L’EUROPA È UN LUOGO CHE VIENE ABBANDONATO
Il simbolo più evidente non è nelle frontiere, ma negli aerei in partenza. Più
di un milione di portoghesi vivono oggi in Francia, generando oltre 15 miliardi
di dollari all’anno di PIL per un altro Paese e più del 70% non intende tornare,
secondo i dati dell’Osservatorio Portoghese sull’Emigrazione. Il Portogallo ha
già perso in capitale umano l’equivalente del 20% della sua economia attuale.
La Lettonia è il caso più estremo del Baltico. È passata da 2,3 milioni di
abitanti nel 2000 a soli 1,8 milioni nel 2023. Una perdita del 25% della sua
popolazione attiva, valutata in oltre 30 miliardi di dollari in produttività
futura evaporata. Si tratta di una scomparsa demografica non causata da guerre.
Il Paese esiste sulle mappe, ma non sarà più in grado di sostenere da solo la
sua piramide lavorativa e fiscale.
La Spagna subisce una fuga silenziosa e strategica. Ogni anno se ne vanno più di
100.000 professionisti qualificati, tra cui medici, scienziati e ingegneri che
generano in altri paesi un output stimato superiore a 25 miliardi di dollari
all’anno in valore aggiunto perso. Germania, Regno Unito e Svizzera accolgono
questi talenti senza pagare per la loro formazione.

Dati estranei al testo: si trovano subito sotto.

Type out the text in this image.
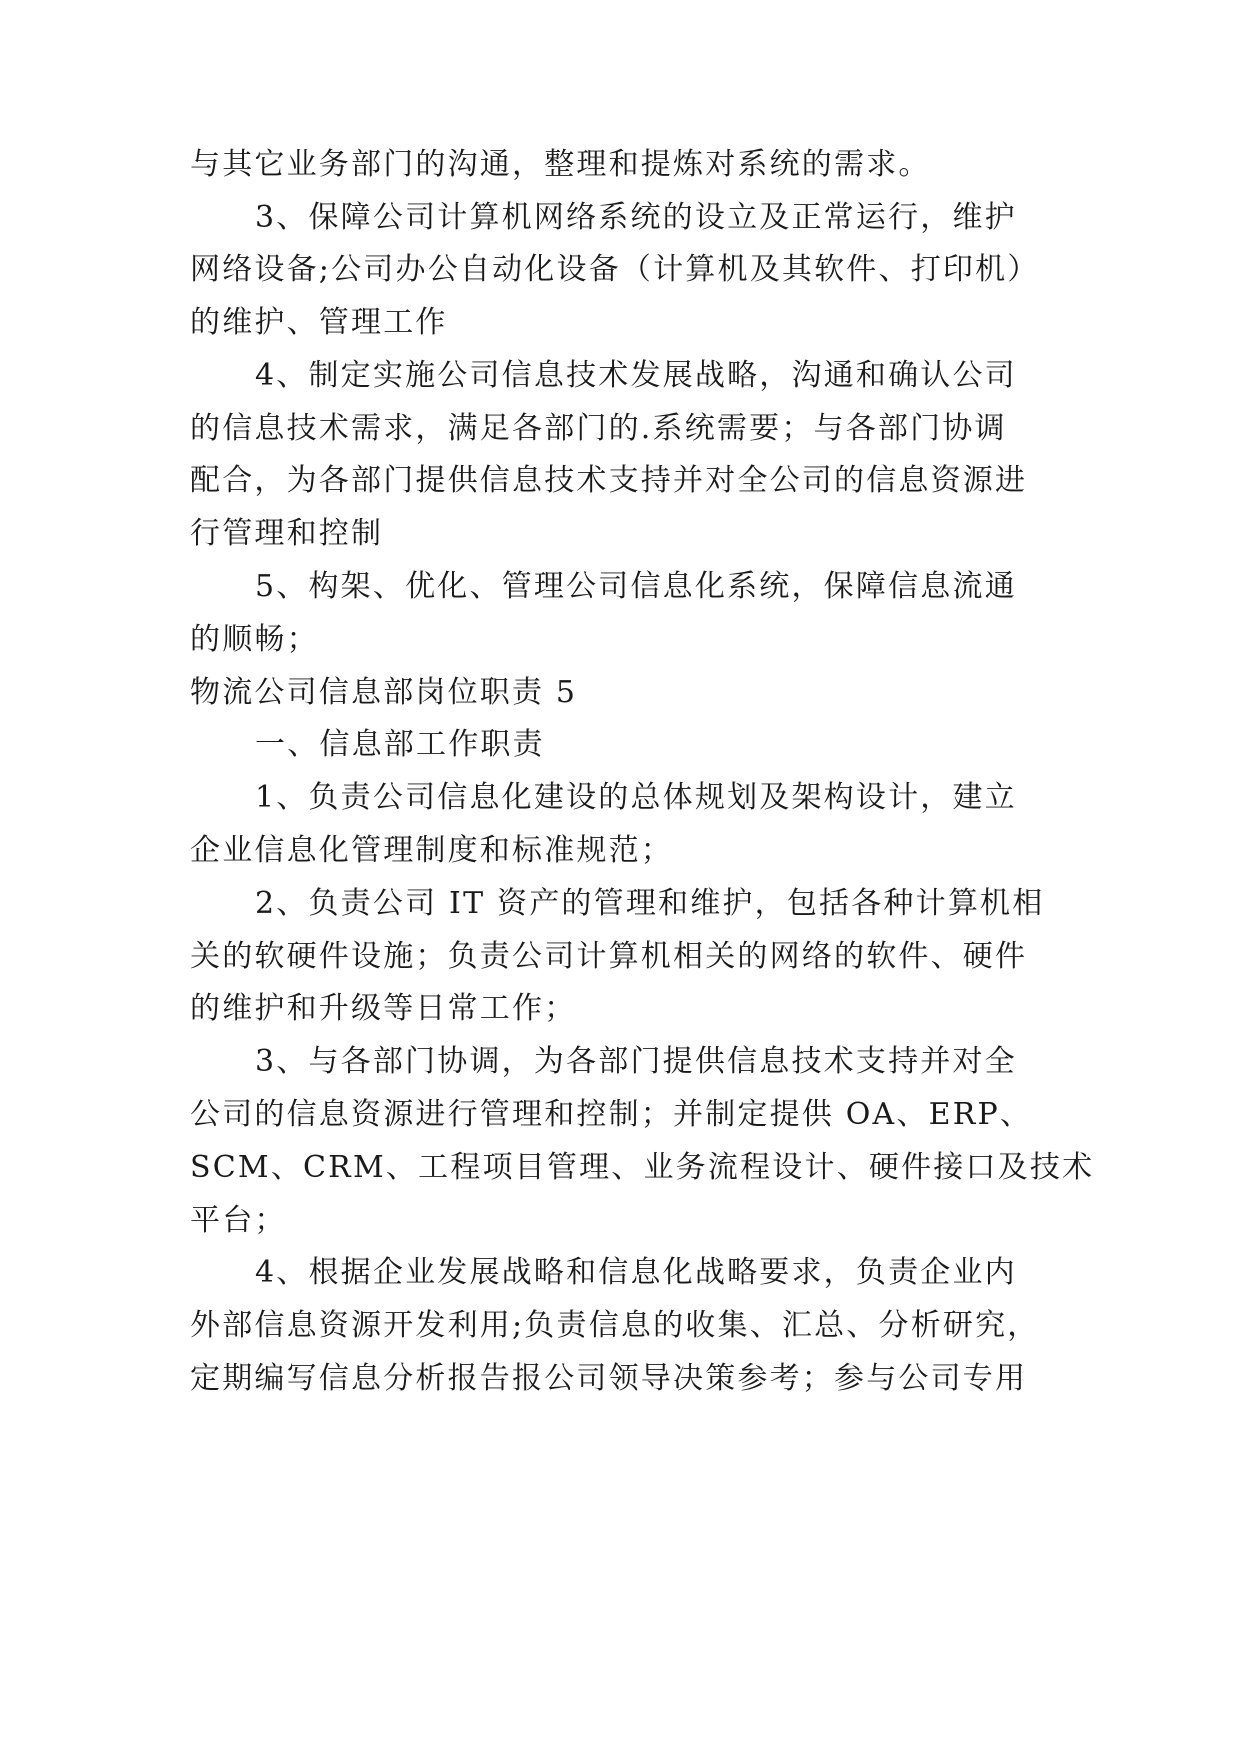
与其它业务部门的沟通，整理和提炼对系统的需求。
3、保障公司计算机网络系统的设立及正常运行，维护
网络设备;公司办公自动化设备（计算机及其软件、打印机）
的维护、管理工作
4、制定实施公司信息技术发展战略，沟通和确认公司
的信息技术需求，满足各部门的.系统需要；与各部门协调
配合，为各部门提供信息技术支持并对全公司的信息资源进
行管理和控制
5、构架、优化、管理公司信息化系统，保障信息流通
的顺畅；
物流公司信息部岗位职责 5
一、信息部工作职责
1、负责公司信息化建设的总体规划及架构设计，建立
企业信息化管理制度和标准规范；
2、负责公司 IT 资产的管理和维护，包括各种计算机相
关的软硬件设施；负责公司计算机相关的网络的软件、硬件
的维护和升级等日常工作；
3、与各部门协调，为各部门提供信息技术支持并对全
公司的信息资源进行管理和控制；并制定提供 OA、ERP、
SCM、CRM、工程项目管理、业务流程设计、硬件接口及技术
平台；
4、根据企业发展战略和信息化战略要求，负责企业内
外部信息资源开发利用;负责信息的收集、汇总、分析研究，
定期编写信息分析报告报公司领导决策参考；参与公司专用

GLI STATI UNITI E LA CINA VINCONO. L’EUROPA SI LIMITA A OSSERVARE
Gli Stati Uniti stanno assorbendo l’industria che l’Europa non è più in grado di
sostenere. Dal 2022 le aziende europee hanno annunciato oltre 200 miliardi di
dollari di investimenti industriali trasferiti sul suolo statunitense, attratti
da energia tre volte più economica e sussidi federali diretti dall’Inflation
Reduction Act per 369 miliardi di dollari. La sola Germania ha dirottato 100
miliardi di dollari in progetti chimici, automobilistici e farmaceutici verso il
Texas, la Louisiana e l’Ohio. Washington non sta conquistando le fabbriche, le
sta ricevendo senza resistenza.
La Cina gioca su un altro piano. Acquista energia quattro volte più economica
rispetto all’Europa grazie a contratti con la Russia e l’Arabia Saudita
inferiori a 10 dollari per MWh e, con questo divario, sta sostituendo l’Europa
come esportatore globale. Nel 2024 il surplus commerciale cinese con l’UE ha
superato i 400 miliardi di dollari, e Pechino sta attirando i giovani
ricercatori europei che non riescono più a trovare finanziamenti locali. Solo
nel 2023 la Cina ha attirato più di 12.000 scienziati europei con contratti
superiori a 120.000 dollari l’anno, cosa inaccessibile nelle università europee
in regime di austerità.
Nel frattempo, Bruxelles investe migliaia di ore nella legislazione sui
caricabatterie USB e sulle quote di emissione, ma non è riuscita a fissare un
prezzo energetico stabile per la sua industria né un piano reale per trattenere
i talenti. La discussione è normativa e la fuga è globale. L’Europa continua a
parlare e i suoi figli non ascoltano più.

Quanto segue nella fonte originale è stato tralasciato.